For Example: $5x-7=2(x+5)-5\leftarrow$ Distribute the 2 to the x and 5 $5x-7=2x+10-5\leftarrow$ Simplify the right side using addition $5x-7-2x=2x+5-2x\leftarrow$ Isolate the variable by subtracting 2x from both sides $3x-7+7=5+7\leftarrow$ Isolate the variable by adding 7 to both sides $\frac{3x}{3}=\frac{12}{3}\leftarrow$ Divide by 3 on both sides $x=4$ ## Video-Lesson Transcript

Now, let’s solve an equation with a variable on both sides.

For example: $3x + 12 = 5x + 2$

This equation has $x$ on both sides.

My advice is, if you can, get all the $x$-term on one side only. It doesn’t matter which side – left or right.

Now, let’s solve it.

First, let’s try and subtract $3x$ from both sides of the equation. We have $3x - 3x + 12 = 5x - 3x + 2$ $12 = 2x + 2$

Here, we have a variable equation that needs solving.

So, let’s start it over again and subtract $5x$ from both sides of the equation. $3x - 5x + 12 = 5x - 5x + 2$ $-2x + 12 = 2$

The same thing. We still have a variable equation that needs solving.

So either way, even if you choose the left or right side, it’s up to you.

Just follow the steps correctly and you will arrive at the correct answer.

Since we have this equation now, let’s move on solving.

Let’s isolate $x$ by subtracting $12$ on both sides. $-2x + 12 - 12 = 2 - 12$ $-2x = -10$

Then divide by $-2$ $\dfrac{-2x}{-2} = \dfrac{-10}{-2}$

The answer is $x = 5$.

Now, let’s have a different example. $5x - 7 = 2(x+5) - 5$

So since we have to get all the $x$-terms on one side, we have to simplify the equation on the right first because an equation is inside a parenthesis.

Do this by distributing $2$ on each term inside the parenthesis.

So, we’ll have $5x - 7 = 2x + 10 - 5$

Let’s combine like terms here to further simplify the equation $5x - 7 = 2x + 5$

At this point, I choose to bring the $2x$ to the left. $5x - 2x - 7 = 2x - 2x + 5$ $3x - 7 = 5$

Now, this is the normal equation we can solve.

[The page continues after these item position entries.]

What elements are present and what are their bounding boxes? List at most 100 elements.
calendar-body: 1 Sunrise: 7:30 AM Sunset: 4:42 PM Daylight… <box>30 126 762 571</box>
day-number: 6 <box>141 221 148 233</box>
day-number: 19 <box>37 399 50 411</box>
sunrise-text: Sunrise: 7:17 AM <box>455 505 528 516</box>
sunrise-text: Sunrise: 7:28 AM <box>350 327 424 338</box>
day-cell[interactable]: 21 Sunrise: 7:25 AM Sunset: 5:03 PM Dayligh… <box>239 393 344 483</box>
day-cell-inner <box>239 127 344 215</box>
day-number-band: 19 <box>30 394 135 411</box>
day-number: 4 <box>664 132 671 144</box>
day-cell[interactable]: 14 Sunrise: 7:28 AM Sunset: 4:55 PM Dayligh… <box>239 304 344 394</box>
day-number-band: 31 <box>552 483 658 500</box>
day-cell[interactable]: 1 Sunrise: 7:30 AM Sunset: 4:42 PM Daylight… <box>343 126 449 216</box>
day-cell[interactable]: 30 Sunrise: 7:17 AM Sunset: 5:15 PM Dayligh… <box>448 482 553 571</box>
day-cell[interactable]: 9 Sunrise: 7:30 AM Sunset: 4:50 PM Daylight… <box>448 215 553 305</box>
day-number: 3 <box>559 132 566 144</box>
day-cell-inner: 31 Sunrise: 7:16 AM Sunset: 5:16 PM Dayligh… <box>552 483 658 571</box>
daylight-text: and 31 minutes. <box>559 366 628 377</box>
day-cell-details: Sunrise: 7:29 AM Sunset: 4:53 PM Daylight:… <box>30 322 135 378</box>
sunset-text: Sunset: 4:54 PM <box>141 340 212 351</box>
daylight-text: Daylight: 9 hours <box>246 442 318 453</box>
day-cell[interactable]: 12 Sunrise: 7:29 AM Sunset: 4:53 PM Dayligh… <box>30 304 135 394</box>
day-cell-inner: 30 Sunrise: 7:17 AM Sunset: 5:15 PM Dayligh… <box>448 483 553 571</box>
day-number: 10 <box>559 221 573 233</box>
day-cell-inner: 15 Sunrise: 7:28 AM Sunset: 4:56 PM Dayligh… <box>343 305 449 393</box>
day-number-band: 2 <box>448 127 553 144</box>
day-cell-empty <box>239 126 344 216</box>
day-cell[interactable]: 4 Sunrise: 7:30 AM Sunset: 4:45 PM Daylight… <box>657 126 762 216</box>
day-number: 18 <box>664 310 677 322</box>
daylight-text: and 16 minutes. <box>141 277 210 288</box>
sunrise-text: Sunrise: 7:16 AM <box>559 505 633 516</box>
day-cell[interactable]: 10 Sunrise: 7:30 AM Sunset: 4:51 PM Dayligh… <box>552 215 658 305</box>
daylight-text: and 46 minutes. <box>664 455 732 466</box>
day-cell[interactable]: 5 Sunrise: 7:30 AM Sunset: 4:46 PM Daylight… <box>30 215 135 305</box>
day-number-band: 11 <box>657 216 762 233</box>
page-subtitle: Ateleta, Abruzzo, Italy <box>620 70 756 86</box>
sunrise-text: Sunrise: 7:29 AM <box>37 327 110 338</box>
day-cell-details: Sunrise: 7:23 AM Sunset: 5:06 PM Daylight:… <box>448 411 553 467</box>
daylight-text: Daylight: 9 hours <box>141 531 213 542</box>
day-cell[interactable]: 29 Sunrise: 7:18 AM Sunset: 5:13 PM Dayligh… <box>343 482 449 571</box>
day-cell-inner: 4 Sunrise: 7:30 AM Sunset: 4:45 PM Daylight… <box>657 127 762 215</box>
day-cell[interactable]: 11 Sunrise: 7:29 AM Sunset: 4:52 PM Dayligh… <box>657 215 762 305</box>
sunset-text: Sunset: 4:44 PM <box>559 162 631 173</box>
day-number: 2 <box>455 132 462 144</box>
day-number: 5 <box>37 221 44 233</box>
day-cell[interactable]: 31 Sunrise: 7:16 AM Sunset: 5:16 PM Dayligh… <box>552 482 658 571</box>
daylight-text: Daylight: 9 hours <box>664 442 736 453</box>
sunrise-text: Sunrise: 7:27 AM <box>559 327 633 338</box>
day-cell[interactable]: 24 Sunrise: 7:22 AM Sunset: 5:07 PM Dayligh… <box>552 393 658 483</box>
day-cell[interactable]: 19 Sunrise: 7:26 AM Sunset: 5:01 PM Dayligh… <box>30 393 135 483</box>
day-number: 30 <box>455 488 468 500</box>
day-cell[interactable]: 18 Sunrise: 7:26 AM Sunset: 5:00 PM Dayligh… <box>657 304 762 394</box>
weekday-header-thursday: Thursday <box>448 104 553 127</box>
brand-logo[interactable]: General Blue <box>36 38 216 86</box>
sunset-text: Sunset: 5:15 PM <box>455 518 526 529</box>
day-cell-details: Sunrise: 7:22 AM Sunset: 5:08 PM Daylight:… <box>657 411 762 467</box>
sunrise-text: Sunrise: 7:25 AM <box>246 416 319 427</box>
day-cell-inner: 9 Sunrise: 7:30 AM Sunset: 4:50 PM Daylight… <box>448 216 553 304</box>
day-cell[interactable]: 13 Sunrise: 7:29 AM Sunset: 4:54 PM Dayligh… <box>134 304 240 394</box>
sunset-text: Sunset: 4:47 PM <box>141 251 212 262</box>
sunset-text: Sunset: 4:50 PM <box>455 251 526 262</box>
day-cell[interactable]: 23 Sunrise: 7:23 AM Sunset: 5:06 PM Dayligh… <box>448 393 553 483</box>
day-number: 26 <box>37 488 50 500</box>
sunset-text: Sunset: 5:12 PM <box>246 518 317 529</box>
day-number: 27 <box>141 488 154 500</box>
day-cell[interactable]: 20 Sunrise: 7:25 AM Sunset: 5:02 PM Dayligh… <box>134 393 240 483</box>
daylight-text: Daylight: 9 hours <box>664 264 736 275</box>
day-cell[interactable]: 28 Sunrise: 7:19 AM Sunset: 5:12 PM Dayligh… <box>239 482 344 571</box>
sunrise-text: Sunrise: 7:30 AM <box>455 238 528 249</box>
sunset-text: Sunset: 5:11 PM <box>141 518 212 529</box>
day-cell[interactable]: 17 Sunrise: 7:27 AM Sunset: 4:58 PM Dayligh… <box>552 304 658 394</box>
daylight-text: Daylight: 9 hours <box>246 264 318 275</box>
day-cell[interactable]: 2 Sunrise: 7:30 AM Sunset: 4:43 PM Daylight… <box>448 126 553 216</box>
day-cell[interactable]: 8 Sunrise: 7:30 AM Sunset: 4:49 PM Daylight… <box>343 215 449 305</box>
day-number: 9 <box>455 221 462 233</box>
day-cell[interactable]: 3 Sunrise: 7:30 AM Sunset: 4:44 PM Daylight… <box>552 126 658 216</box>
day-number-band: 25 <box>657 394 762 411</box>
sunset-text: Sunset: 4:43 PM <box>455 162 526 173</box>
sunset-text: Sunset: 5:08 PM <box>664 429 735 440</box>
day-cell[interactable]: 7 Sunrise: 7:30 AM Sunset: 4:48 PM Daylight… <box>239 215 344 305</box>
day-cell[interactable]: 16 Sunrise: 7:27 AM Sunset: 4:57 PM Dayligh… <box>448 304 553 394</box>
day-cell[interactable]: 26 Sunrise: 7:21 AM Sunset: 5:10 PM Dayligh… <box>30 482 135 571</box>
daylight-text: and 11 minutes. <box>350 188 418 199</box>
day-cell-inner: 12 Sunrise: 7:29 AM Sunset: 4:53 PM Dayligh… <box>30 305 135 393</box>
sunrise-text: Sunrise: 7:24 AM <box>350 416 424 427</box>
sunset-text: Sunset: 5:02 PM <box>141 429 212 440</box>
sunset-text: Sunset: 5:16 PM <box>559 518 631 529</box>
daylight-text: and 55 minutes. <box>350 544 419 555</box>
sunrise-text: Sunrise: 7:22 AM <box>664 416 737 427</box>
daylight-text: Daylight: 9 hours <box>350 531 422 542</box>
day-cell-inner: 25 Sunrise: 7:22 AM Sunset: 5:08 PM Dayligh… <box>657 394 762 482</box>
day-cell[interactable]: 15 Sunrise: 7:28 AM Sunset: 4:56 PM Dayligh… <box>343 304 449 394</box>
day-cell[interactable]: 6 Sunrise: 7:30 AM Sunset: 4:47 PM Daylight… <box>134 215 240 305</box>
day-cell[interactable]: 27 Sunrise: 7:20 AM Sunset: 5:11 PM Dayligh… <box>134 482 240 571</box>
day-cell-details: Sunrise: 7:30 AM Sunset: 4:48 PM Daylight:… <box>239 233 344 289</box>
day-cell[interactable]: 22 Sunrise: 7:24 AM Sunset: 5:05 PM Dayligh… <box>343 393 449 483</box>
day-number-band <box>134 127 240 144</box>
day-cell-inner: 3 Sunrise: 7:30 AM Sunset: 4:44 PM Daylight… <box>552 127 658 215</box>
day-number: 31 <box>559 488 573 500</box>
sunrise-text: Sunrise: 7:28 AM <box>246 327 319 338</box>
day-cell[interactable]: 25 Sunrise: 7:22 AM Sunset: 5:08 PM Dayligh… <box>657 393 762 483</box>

So let’s solve by adding $7$ to both sides of the equation. $3x - 7 + 7 = 5 + 7$ $3x = 12$

Now, let’s divide both sides by $3$ $\dfrac{3x}{3} = \dfrac{12}{3}$

Now, we have $x = 4$

So as you can see, this is very similar to solving equations in multiple steps.

The most important step is to get all the $x$-terms on one side of the equation. Then follow the rules as you go.